Album Review: Cass McCombs - Wit's End
Wit’s End is the fifth full-length offering from Californian Cass McCombs, comprised of eight hushed compositions sewn together by sparse and jagged arrangements. Released through the ever-trustworthy Domino Records, it's a more downbeat affair than its predecessor, 2009's Catacombs, a record that landed the 33 year-old a wave of praise in recognition of “a unique talent”.
This time out, McCombs serves up a theatrically dark collection of heart-on-sleeve songs that opens with homesick-and-heartbroken ballad 'County Line'. Driven by a watery Wurlitzer keyboard and vocal inflections reminiscent of solo-era John Lennon, you get the feeling the nomadic veteran means every sullen word as he grieves and bellows lines like “On my way to you, Old County / Hoping nothing has changed...” – think an Americana-inflected ‘Jealous Guy’ for whatever this decade is being dubbed (‘The Tens’?!?). There's a calm familiarity to ‘The Lonely Doll’ which follows, sounding not unlike a nursery rhyme in places (“In a tribute to all things petite, pretty and sweet...”), albeit one of drunken fixation and unrequited lust.
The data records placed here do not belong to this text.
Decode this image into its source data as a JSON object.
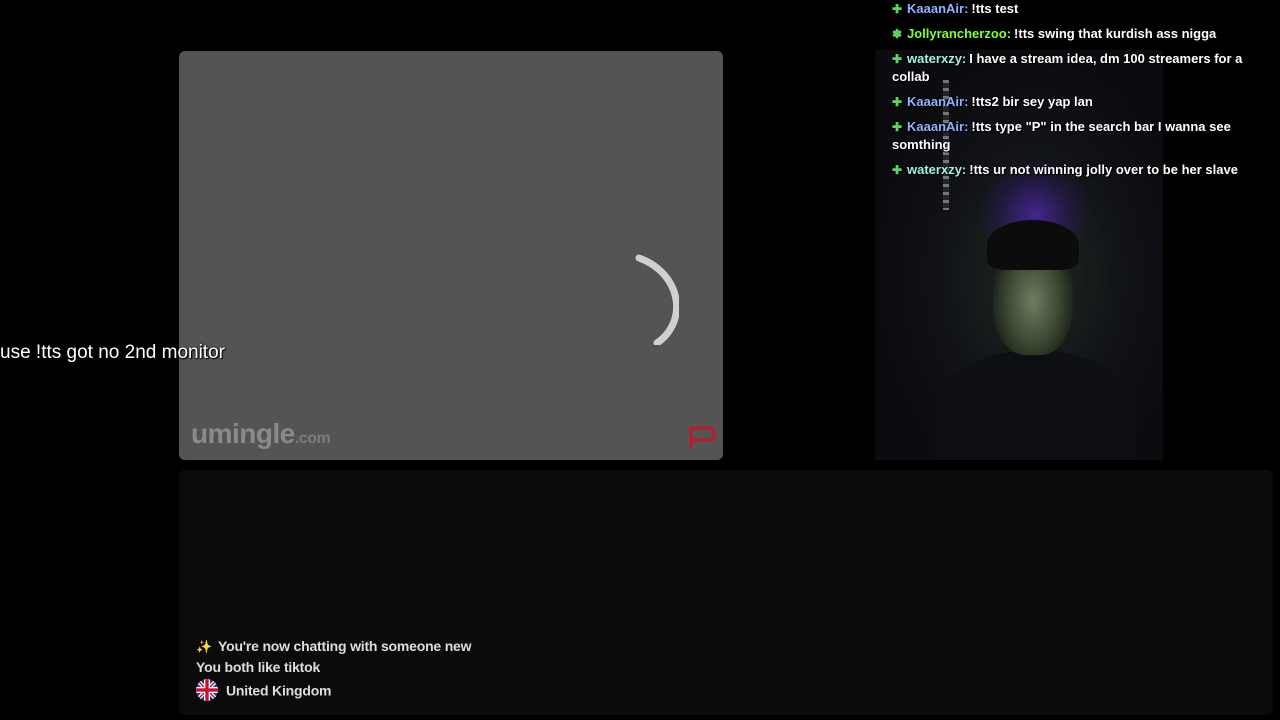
{
  "app": {
    "logo_text": "umingle",
    "logo_suffix": ".com"
  },
  "overlay": {
    "caption": "use !tts got no 2nd monitor"
  },
  "chat": {
    "messages": [
      {
        "badge": "✚",
        "name": "KaaanAir:",
        "name_color": "#8fb3ff",
        "text": "!tts test"
      },
      {
        "badge": "✽",
        "name": "Jollyrancherzoo:",
        "name_color": "#7fff3a",
        "text": "!tts swing that kurdish ass nigga"
      },
      {
        "badge": "✚",
        "name": "waterxzy:",
        "name_color": "#9ff5e0",
        "text": "I have a stream idea, dm 100 streamers for a collab"
      },
      {
        "badge": "✚",
        "name": "KaaanAir:",
        "name_color": "#8fb3ff",
        "text": "!tts2 bir sey yap lan"
      },
      {
        "badge": "✚",
        "name": "KaaanAir:",
        "name_color": "#8fb3ff",
        "text": "!tts type \"P\" in the search bar I wanna see somthing"
      },
      {
        "badge": "✚",
        "name": "waterxzy:",
        "name_color": "#9ff5e0",
        "text": "!tts ur not winning jolly over to be her slave"
      }
    ]
  },
  "system": {
    "new_chat": "You're now chatting with someone new",
    "common_interest": "You both like tiktok",
    "country": "United Kingdom"
  },
  "icons": {
    "spinner": "loading-spinner-icon",
    "report": "flag-report-icon",
    "sparkle": "sparkle-icon",
    "country_flag": "uk-flag-icon"
  },
  "colors": {
    "panel": "#545454",
    "report": "#c0172a",
    "badge": "#5ed35e"
  }
}
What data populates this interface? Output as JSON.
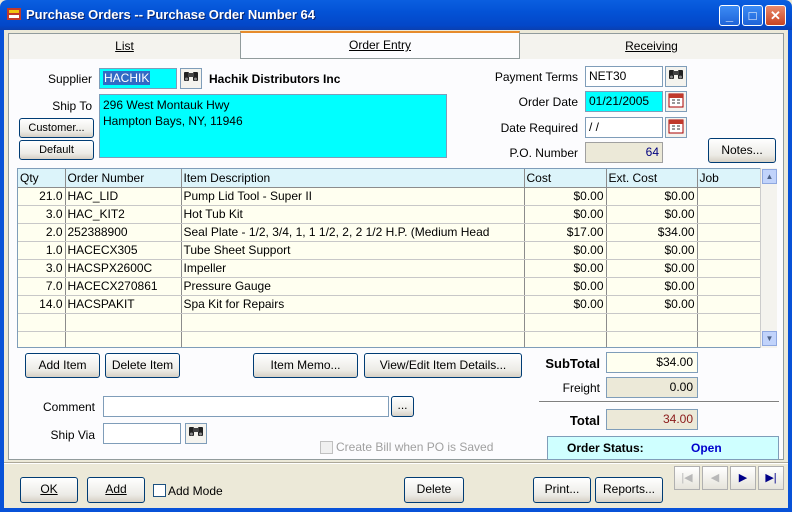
{
  "window": {
    "title": "Purchase Orders -- Purchase Order Number 64",
    "minimize": "_",
    "maximize": "□",
    "close": "✕"
  },
  "tabs": [
    {
      "label": "List"
    },
    {
      "label": "Order Entry",
      "active": true
    },
    {
      "label": "Receiving"
    }
  ],
  "header": {
    "supplier_label": "Supplier",
    "supplier_code": "HACHIK",
    "supplier_name": "Hachik Distributors Inc",
    "ship_to_label": "Ship To",
    "ship_to_line1": "296 West Montauk Hwy",
    "ship_to_line2": "Hampton Bays, NY, 11946",
    "customer_button": "Customer...",
    "default_button": "Default",
    "payment_terms_label": "Payment Terms",
    "payment_terms": "NET30",
    "order_date_label": "Order Date",
    "order_date": "01/21/2005",
    "date_required_label": "Date Required",
    "date_required": " / /",
    "po_number_label": "P.O. Number",
    "po_number": "64",
    "notes_button": "Notes..."
  },
  "grid": {
    "columns": [
      "Qty",
      "Order Number",
      "Item Description",
      "Cost",
      "Ext. Cost",
      "Job"
    ],
    "rows": [
      [
        "21.0",
        "HAC_LID",
        "Pump Lid Tool - Super II",
        "$0.00",
        "$0.00",
        ""
      ],
      [
        "3.0",
        "HAC_KIT2",
        "Hot Tub Kit",
        "$0.00",
        "$0.00",
        ""
      ],
      [
        "2.0",
        "252388900",
        "Seal Plate - 1/2, 3/4, 1, 1 1/2, 2, 2 1/2 H.P. (Medium Head",
        "$17.00",
        "$34.00",
        ""
      ],
      [
        "1.0",
        "HACECX305",
        "Tube Sheet Support",
        "$0.00",
        "$0.00",
        ""
      ],
      [
        "3.0",
        "HACSPX2600C",
        "Impeller",
        "$0.00",
        "$0.00",
        ""
      ],
      [
        "7.0",
        "HACECX270861",
        "Pressure Gauge",
        "$0.00",
        "$0.00",
        ""
      ],
      [
        "14.0",
        "HACSPAKIT",
        "Spa Kit for Repairs",
        "$0.00",
        "$0.00",
        ""
      ],
      [
        "",
        "",
        "",
        "",
        "",
        ""
      ],
      [
        "",
        "",
        "",
        "",
        "",
        ""
      ]
    ]
  },
  "item_buttons": {
    "add_item": "Add Item",
    "delete_item": "Delete Item",
    "item_memo": "Item Memo...",
    "view_edit": "View/Edit Item Details..."
  },
  "footer_fields": {
    "comment_label": "Comment",
    "comment_value": "",
    "ellipsis": "...",
    "ship_via_label": "Ship Via",
    "ship_via_value": "",
    "create_bill_label": "Create Bill when PO is Saved"
  },
  "totals": {
    "subtotal_label": "SubTotal",
    "subtotal": "$34.00",
    "freight_label": "Freight",
    "freight": "0.00",
    "total_label": "Total",
    "total": "34.00"
  },
  "status": {
    "label": "Order Status:",
    "value": "Open"
  },
  "bottom_bar": {
    "ok": "OK",
    "add": "Add",
    "add_mode": "Add Mode",
    "delete": "Delete",
    "print": "Print...",
    "reports": "Reports..."
  },
  "colors": {
    "total_value": "#8B1A1A",
    "status_value": "#0000CC",
    "po_number": "#000080"
  }
}
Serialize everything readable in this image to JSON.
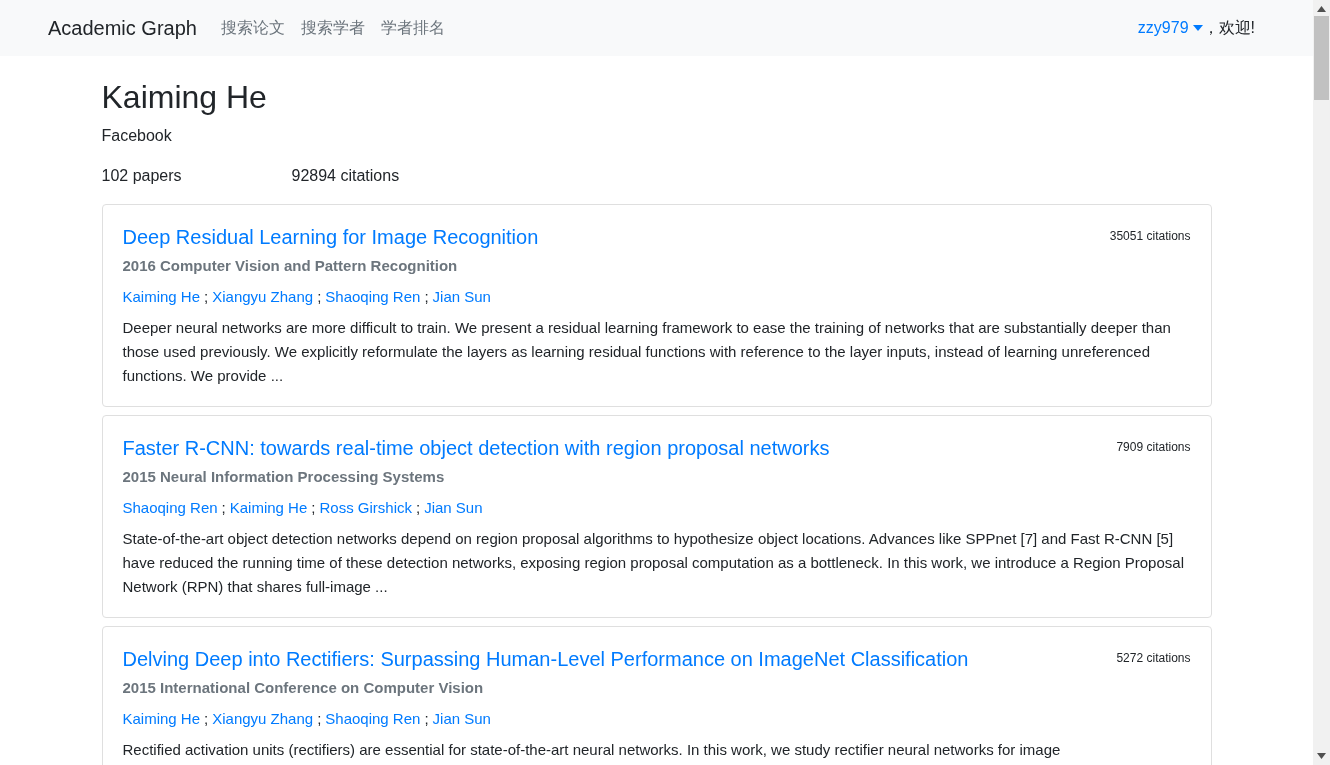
{
  "navbar": {
    "brand": "Academic Graph",
    "links": [
      "搜索论文",
      "搜索学者",
      "学者排名"
    ],
    "user": "zzy979",
    "greeting": "，欢迎!"
  },
  "scholar": {
    "name": "Kaiming He",
    "affiliation": "Facebook",
    "papers": "102 papers",
    "citations": "92894 citations"
  },
  "papers": [
    {
      "title": "Deep Residual Learning for Image Recognition",
      "citations": "35051 citations",
      "venue": "2016 Computer Vision and Pattern Recognition",
      "authors": [
        {
          "name": "Kaiming He"
        },
        {
          "separator": ";",
          "name": "Xiangyu Zhang"
        },
        {
          "separator": ";",
          "name": "Shaoqing Ren"
        },
        {
          "separator": ";",
          "name": "Jian Sun"
        }
      ],
      "abstract": "Deeper neural networks are more difficult to train. We present a residual learning framework to ease the training of networks that are substantially deeper than those used previously. We explicitly reformulate the layers as learning residual functions with reference to the layer inputs, instead of learning unreferenced functions. We provide ..."
    },
    {
      "title": "Faster R-CNN: towards real-time object detection with region proposal networks",
      "citations": "7909 citations",
      "venue": "2015 Neural Information Processing Systems",
      "authors": [
        {
          "name": "Shaoqing Ren"
        },
        {
          "separator": ";",
          "name": "Kaiming He"
        },
        {
          "separator": ";",
          "name": "Ross Girshick"
        },
        {
          "separator": ";",
          "name": "Jian Sun"
        }
      ],
      "abstract": "State-of-the-art object detection networks depend on region proposal algorithms to hypothesize object locations. Advances like SPPnet [7] and Fast R-CNN [5] have reduced the running time of these detection networks, exposing region proposal computation as a bottleneck. In this work, we introduce a Region Proposal Network (RPN) that shares full-image ..."
    },
    {
      "title": "Delving Deep into Rectifiers: Surpassing Human-Level Performance on ImageNet Classification",
      "citations": "5272 citations",
      "venue": "2015 International Conference on Computer Vision",
      "authors": [
        {
          "name": "Kaiming He"
        },
        {
          "separator": ";",
          "name": "Xiangyu Zhang"
        },
        {
          "separator": ";",
          "name": "Shaoqing Ren"
        },
        {
          "separator": ";",
          "name": "Jian Sun"
        }
      ],
      "abstract": "Rectified activation units (rectifiers) are essential for state-of-the-art neural networks. In this work, we study rectifier neural networks for image"
    }
  ]
}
The tone then shifts once more on ‘Buried Alive’, with dark harmonies and pulsating Mellotron tipping a hat towards that obscure minor-league band Lennon cut his teeth in; it's debatable whether The Fab Four would have been so bold as to serenade in hazy unison about a “stinking corpse I can smell but cannot see”, however. The world-weary drawl of Elliott Smith haunts ‘Hermit’s Cave’'s candid verses about confronting loneliness and despair head-on (“My catharsis was crushed by a wave / And my family I did crave...”). Album-closer ‘A Knock Upon The Door’, meanwhile, finds the singer boldly adopting a Leonard Cohen signature croon on what amounts to a brilliantly twisted carnival tale of a fallen artist and his muse, complete with some abrasive guitar tapping to represent the dreaded knock in the lyrics of the refrain; there's some well-thumbed Edgar Allen Poe on that bookshelf of his I’ll bet.
While McCombs succeeds in evoking semi-familiar characters in his voice from one song to the next, his sombre words and dark fairytales are his alone. He also excels at offsetting these morose and pained words against seemingly whatever style and colour he chooses, and this deceptively compact album is drawn from an impressively broad palette as a result. All this is matched by a steadfast refusal to linger in the same spot for too long, meaning nothing here outstays its welcome. Wit's End might just be the perfect record to bring you down this summer.